何をしたいかわからない(その1)

学生や若い人に「将来何をしたい?」と尋ねてみても要領を得ないことが少なくありません。
幼児に同じ質問をして「大人になりたい」とか「ウルトラマンになりたい」など答えが返ってくると思わず微笑してしまいますが、そろそろ学生も終わりとか、とっくに卒業した人に「さぁー」と他人事のように言われると、「この子は一人で食べていけるだろうか」身内でなくとも心配になってしまいます。
では、一応社会人として家族を持ったり、生計を立てたりしている人に「今やっていることは希望通りでしたか」と聞いたらどんな反応になるのでしょう。
「何をしたい(したかった)か」が一つに定まるとは限りません。ある年齢に到達すればはっきりするというものでもなさそうです。
仮にしたいことがはっきりしていても、その中身によっては現実的には思いどおりにはできない場合もあるでしょう。
逆に何をしたいか依然不確かでも、今目の前にある仕事なり生活上の課題に取り組むことでそれなりの充実感や達成感を味わう人もいるはずです。
そうなると答は案外、「さぁー」に近いのでは。

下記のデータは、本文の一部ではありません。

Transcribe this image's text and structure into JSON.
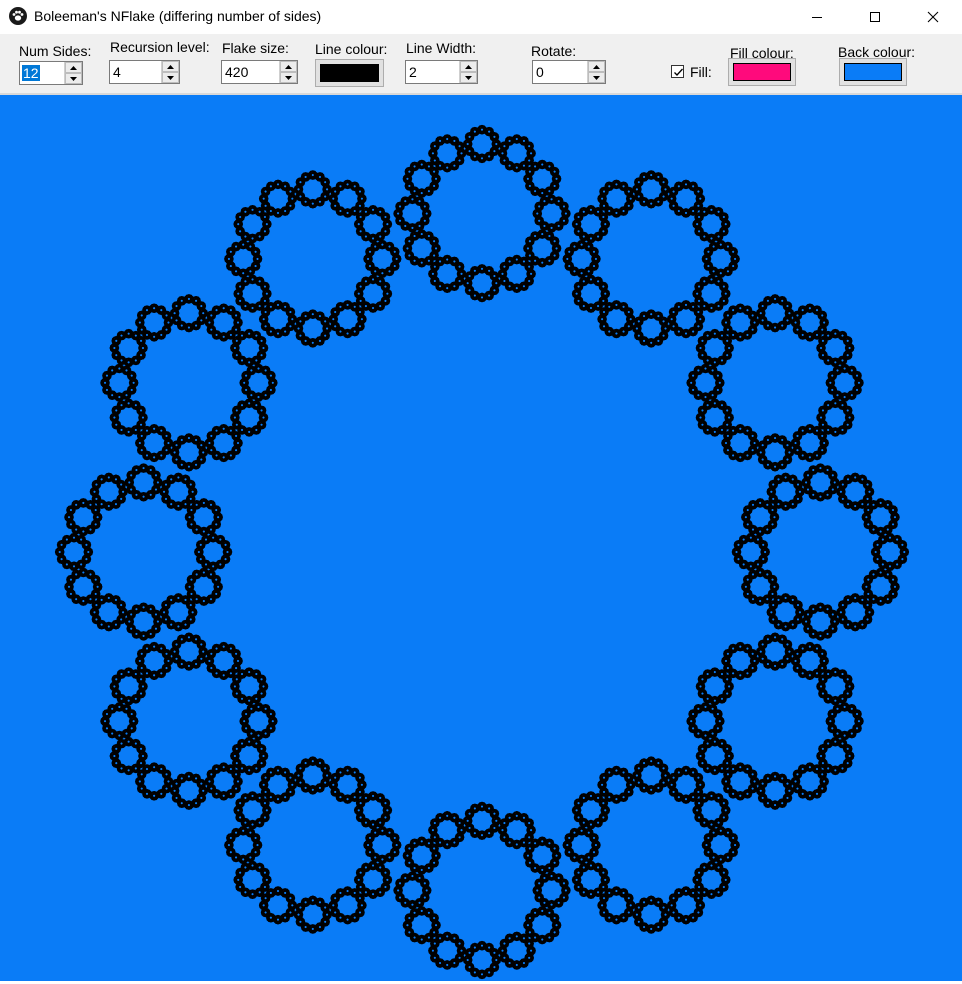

少なくともマーには模範解答はできそうにありません。
よほどの例外か、医師のように大学入学時に将来像をある程度定めているわずかな例を除いて、何になりたいかしっかり考え抜いて生業に就いてはいないんじゃないかなぁ。大半の中年世代も「近頃の若いもんは何も考えとらん」と言える資格があるかどうか。
しっかりした統計データは見つかりませんが、「何となく就職」は昔も今も大差なしだと思います。
進路決定は多かれ少なかれ妥協の産物といえるのではないでしょうか。